How does a Spark dependency less Model export works?


Could anyone please explain in simple language how does a Spark model export works which is NOT dependent on the Spark cluster during predictions?

I mean, if we are using Spark functions like ml.feature.stopwordremover in training in ML pipeline and export it in say, PMML format, how does this function gets regenerated when deployed in production where I don't have a Spark installation. May be when we use JPMML. I went through the PMML wiki page here but it simply explains the structure of PMML. However no functional description is provided there.

Any good links to articles are welcome.


Solution

  • Please experiment with the JPMML-SparkML library (or its PySpark2PMML or Sparklyr2PMML frontends) to see how exactly are different Apache Spark transformers and models mapped to the PMML standard.

    For example, the PMML standard does not provide a specialized "remove stopwords" element. Instead, all low-level text manipulation is handled using generic TextIndex and TextIndexNormalization elements.

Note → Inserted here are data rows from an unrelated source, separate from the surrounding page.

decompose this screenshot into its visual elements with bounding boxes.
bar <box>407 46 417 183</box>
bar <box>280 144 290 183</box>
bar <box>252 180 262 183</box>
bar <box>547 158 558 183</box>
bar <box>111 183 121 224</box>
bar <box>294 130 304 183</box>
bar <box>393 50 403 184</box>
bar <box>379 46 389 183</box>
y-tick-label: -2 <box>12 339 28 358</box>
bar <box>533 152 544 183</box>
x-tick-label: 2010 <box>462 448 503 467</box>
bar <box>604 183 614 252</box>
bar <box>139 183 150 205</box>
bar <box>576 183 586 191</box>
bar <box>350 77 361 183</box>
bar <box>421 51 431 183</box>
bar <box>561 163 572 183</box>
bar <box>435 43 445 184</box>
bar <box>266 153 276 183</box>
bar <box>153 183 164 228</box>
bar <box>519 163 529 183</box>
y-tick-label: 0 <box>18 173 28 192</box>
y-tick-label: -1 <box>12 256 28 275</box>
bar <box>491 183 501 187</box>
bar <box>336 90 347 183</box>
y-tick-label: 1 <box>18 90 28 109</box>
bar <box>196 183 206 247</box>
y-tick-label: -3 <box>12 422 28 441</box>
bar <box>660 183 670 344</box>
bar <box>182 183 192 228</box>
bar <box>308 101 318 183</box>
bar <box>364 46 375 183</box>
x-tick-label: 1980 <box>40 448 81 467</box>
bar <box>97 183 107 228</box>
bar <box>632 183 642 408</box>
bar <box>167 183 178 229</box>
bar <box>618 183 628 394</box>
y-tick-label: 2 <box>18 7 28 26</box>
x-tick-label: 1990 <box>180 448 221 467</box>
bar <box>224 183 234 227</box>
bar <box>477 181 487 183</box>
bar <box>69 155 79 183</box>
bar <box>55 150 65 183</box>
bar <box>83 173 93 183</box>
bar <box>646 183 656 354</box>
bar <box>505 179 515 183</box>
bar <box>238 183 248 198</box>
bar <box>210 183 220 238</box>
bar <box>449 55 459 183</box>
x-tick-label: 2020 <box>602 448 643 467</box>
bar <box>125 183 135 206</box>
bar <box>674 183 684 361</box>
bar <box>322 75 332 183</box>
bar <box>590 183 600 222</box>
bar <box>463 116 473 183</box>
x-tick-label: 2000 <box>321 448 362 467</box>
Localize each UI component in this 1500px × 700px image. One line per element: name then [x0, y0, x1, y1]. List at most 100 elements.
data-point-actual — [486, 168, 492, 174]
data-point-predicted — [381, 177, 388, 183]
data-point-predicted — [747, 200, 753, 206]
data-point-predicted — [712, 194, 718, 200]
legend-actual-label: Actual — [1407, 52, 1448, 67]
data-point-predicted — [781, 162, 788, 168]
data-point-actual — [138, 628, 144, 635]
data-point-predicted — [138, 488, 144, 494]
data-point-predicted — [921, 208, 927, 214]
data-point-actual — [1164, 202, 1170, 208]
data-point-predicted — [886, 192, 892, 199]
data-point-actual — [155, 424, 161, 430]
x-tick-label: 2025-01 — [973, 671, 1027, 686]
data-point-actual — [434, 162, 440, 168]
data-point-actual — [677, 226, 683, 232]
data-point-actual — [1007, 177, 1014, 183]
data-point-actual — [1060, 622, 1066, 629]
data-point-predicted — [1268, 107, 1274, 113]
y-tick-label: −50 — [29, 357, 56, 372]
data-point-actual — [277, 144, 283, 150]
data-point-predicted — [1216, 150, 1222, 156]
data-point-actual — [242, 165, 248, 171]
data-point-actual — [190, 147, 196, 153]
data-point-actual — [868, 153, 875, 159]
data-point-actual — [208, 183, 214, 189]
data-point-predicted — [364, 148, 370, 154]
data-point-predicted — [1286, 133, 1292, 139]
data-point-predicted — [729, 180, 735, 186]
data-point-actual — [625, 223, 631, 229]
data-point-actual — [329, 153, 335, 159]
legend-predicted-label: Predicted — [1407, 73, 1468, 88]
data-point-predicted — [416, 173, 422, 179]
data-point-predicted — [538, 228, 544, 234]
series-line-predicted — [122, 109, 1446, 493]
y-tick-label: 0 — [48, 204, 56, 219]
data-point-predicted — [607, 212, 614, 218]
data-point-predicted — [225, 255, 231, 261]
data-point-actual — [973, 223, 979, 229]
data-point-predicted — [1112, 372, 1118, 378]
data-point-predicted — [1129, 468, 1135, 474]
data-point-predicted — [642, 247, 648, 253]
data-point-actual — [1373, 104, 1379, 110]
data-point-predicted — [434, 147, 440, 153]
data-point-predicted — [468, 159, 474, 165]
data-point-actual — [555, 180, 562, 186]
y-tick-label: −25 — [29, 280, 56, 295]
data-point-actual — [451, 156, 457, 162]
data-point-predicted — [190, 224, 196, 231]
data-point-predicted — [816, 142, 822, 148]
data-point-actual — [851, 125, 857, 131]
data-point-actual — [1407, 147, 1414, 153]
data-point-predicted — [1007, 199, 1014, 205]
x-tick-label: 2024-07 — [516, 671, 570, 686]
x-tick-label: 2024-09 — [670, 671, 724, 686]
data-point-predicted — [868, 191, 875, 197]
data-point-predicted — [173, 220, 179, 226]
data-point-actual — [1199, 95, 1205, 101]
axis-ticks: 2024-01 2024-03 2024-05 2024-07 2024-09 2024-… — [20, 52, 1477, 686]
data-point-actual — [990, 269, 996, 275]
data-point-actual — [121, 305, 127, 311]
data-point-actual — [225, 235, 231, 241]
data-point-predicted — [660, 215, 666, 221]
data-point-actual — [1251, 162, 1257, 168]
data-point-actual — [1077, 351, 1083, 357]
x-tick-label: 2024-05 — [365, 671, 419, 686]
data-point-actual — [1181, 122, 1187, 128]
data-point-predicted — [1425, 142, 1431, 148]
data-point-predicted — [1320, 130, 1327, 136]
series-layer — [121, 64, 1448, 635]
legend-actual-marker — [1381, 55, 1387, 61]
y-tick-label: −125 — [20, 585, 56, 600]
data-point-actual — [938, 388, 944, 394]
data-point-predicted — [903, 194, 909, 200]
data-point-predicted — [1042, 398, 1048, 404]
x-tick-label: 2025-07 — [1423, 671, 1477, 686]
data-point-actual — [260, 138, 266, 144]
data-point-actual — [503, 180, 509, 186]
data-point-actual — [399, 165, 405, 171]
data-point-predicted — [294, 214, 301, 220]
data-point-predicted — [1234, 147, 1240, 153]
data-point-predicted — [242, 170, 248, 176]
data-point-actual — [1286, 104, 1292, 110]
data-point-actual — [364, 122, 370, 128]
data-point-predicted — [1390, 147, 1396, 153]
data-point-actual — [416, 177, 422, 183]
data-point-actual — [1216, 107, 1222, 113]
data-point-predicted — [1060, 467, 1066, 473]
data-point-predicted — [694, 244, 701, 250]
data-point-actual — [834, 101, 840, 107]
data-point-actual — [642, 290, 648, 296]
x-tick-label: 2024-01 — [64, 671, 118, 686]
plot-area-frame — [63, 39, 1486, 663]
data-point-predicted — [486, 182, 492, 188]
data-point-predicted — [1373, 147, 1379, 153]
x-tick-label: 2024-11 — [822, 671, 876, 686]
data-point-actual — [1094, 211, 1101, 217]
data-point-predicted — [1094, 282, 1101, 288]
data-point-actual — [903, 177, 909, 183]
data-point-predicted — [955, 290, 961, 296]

The removal of stopwords is expressed/implemented as a regex transformation where they are simply replaced with empty strings. To evaluate such PMML documents, your runtime must only provide basic regex capabilities - there is absolutely no need for Apache Spark runtime or its transformer and model algorithms/classes.

    The translation from Apache Spark ML to PMML works surprisingly well (eg. much better coverage than with other translation approaches such as MLeap).